The Hotel Taft was once the biggest hotel in Midtown Manhattan, but it never had 2,000 rooms, as advertised, and to claim that it was located both in Times Square and at Radio City (as the matchbooks and postcards did) was a stretch.

But Stephen Lewis, who grew up there with his brother, Peter, when their father was the hotel’s general manager, learned a lot about virtual reality long before the phrase was coined. When he caught his father in those inconsistencies, Mr. Lewis recalls in “Hotel Kid: A Times Square Childhood” (Paul Dry Books), “He patted me on the head and explained that it was advertising.”

“Illusion is as necessary to a hotel as a passkey,” Mr. Lewis writes. “Growing up, I learned that not everybody who smiles is happy. Not everyone who says ‘Thank you’ is grateful. Not every waiter who dances in pain to your table crying, ‘Careful, sir, careful. Plate is very hot!’ is holding a warm plate.”

After a career in educational publishing, Mr. Lewis moved to Santa Fe, Calif., where he wrote freelance magazine articles on food and travel. His book was published in 2002, but I only recently discovered it, and it’s just too charming not to share.

The book begins with a time warp, Mr. Lewis’s return visit to the hotel, now the Michelangelo, that had been his home.

In 1931, the family moved into a four-bedroom suite on the 15th floor overlooking the roof of the Roxy Theater. Room service or the downstairs Taft Grill provided meals. There were other perks, too, like great views of the Macy’s Thanksgiving Day Parade or of Times Square on New Year’s Eve.

He remembers the Sixth Avenue El, which crossed 53rd Street to connect with the Ninth Avenue El (“nothing grinds, squeals and clatters louder than an el”), and attending Public School 69 on 54th Street (where exercise was limited to walking in a circle slowly for fear of injury).

His father drafted a plethora of rules in an employee handbook (including four pages about “Never fire a chef for stealing unless you can find one who doesn’t steal”). The boys’ mother was more imperious. She yelled at almost everyone, except for Robbins the Package Boy.

For a few years, his grandparents lived in the hotel, too. They had divorced.

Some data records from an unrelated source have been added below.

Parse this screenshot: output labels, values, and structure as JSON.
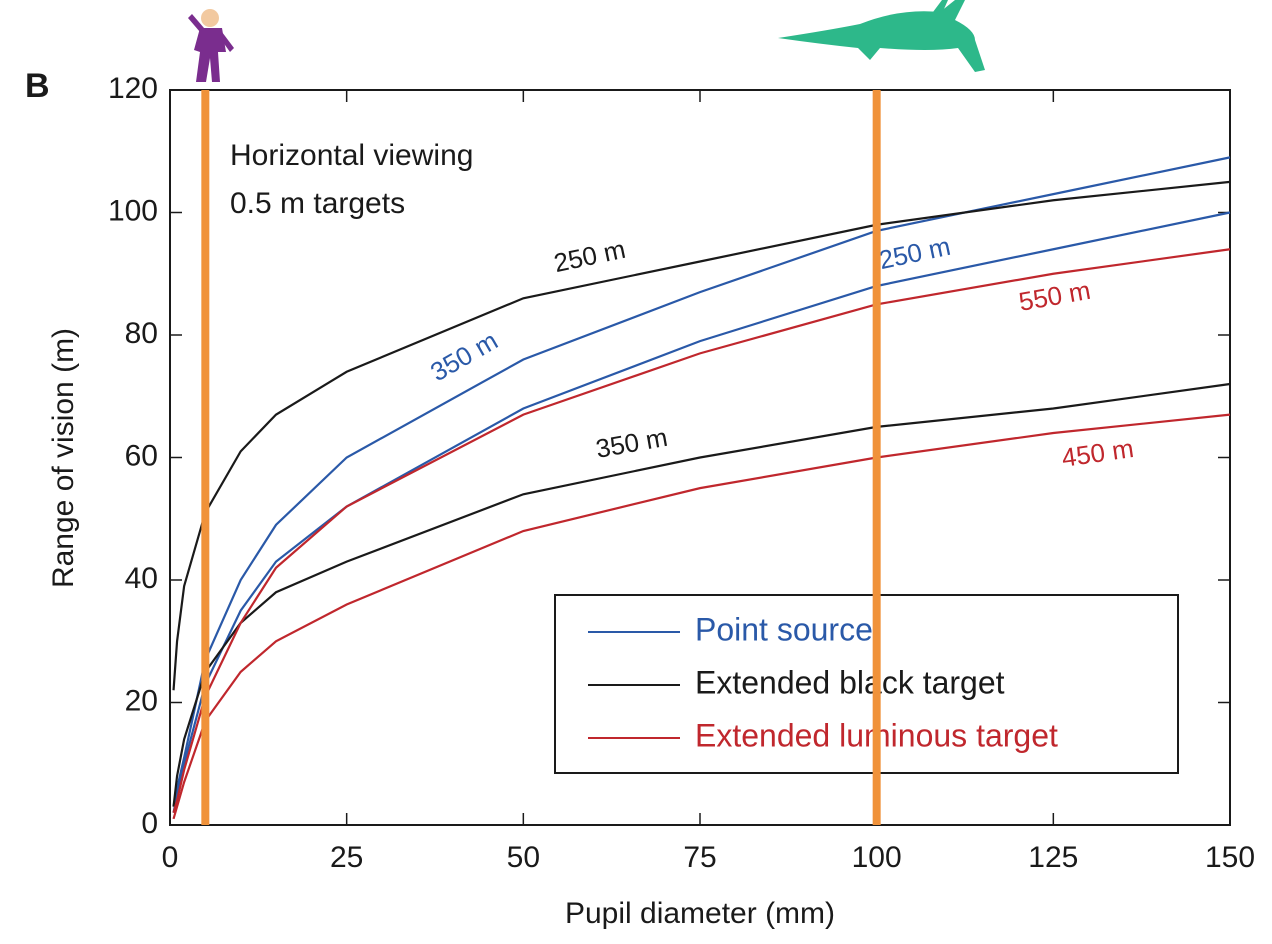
{
  "chart_data": {
    "type": "line",
    "panel_label": "B",
    "annotations": [
      "Horizontal viewing",
      "0.5 m targets"
    ],
    "xlabel": "Pupil diameter (mm)",
    "ylabel": "Range of vision (m)",
    "x": [
      0.5,
      1,
      2,
      5,
      10,
      15,
      25,
      50,
      75,
      100,
      125,
      150
    ],
    "xlim": [
      0,
      150
    ],
    "xticks": [
      0,
      25,
      50,
      75,
      100,
      125,
      150
    ],
    "ylim": [
      0,
      120
    ],
    "yticks": [
      0,
      20,
      40,
      60,
      80,
      100,
      120
    ],
    "legend": "lower right",
    "series": [
      {
        "name": "Point source",
        "color": "#2a59a8",
        "curves": [
          {
            "label": "250 m",
            "values": [
              3,
              6,
              11,
              27,
              40,
              49,
              60,
              76,
              87,
              97,
              103,
              109
            ]
          },
          {
            "label": "350 m",
            "values": [
              2,
              5,
              10,
              23,
              35,
              43,
              52,
              68,
              79,
              88,
              94,
              100
            ]
          }
        ]
      },
      {
        "name": "Extended black target",
        "color": "#1a1a1a",
        "curves": [
          {
            "label": "250 m",
            "values": [
              22,
              30,
              39,
              51,
              61,
              67,
              74,
              86,
              92,
              98,
              102,
              105
            ]
          },
          {
            "label": "350 m",
            "values": [
              3,
              8,
              14,
              25,
              33,
              38,
              43,
              54,
              60,
              65,
              68,
              72
            ]
          }
        ]
      },
      {
        "name": "Extended luminous target",
        "color": "#c0272d",
        "curves": [
          {
            "label": "550 m",
            "values": [
              2,
              4,
              9,
              21,
              33,
              42,
              52,
              67,
              77,
              85,
              90,
              94
            ]
          },
          {
            "label": "450 m",
            "values": [
              1,
              3,
              7,
              17,
              25,
              30,
              36,
              48,
              55,
              60,
              64,
              67
            ]
          }
        ]
      }
    ],
    "vlines": [
      5,
      100
    ],
    "vline_color": "#f0923a"
  }
}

“Although they lived on different floors, Mother was terrified that Harry and Esther would meet in an elevator or the lobby,” Mr. Lewis writes. “Esther had not spoken to Harry in 40 years. Mother needn’t have worried; Harry rarely left his room.”

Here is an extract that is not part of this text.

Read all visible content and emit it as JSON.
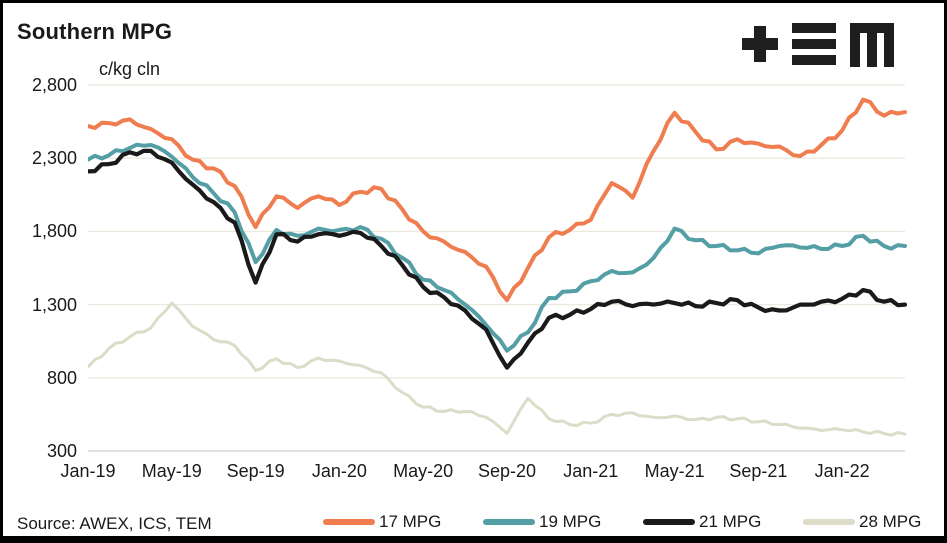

“Hotel Kid” reads like raw material for a TV sitcom. Stephen’s mother hires a Columbia student, Bob Lax, to tutor the boys and to teach them baseball. He sometimes brought along his roommate, Tom Merton. (“Both tried to explain eternity to us,” Mr. Lewis writes, but “food is the first gift, after life itself, and it shouldn’t be hard to understand its magic.”)

There was always plenty of it.

“In ‘The Seven Storey Mountain,’ Tom Merton wrote about how his college friend ‘was living in the Hotel Taft tutoring the children of the manager, and having access to an icebox full of cold chicken at all hours of the day and night,’” Mr. Lewis recalls.

“If a potential saint, in a spiritual autobiography compared by Archbishop Fulton Sheen to ‘The Confessions of Saint Augustine,’ finds free chicken worth mentioning,” Mr. Lewis adds, “I suppose I shouldn’t be too hard on myself.”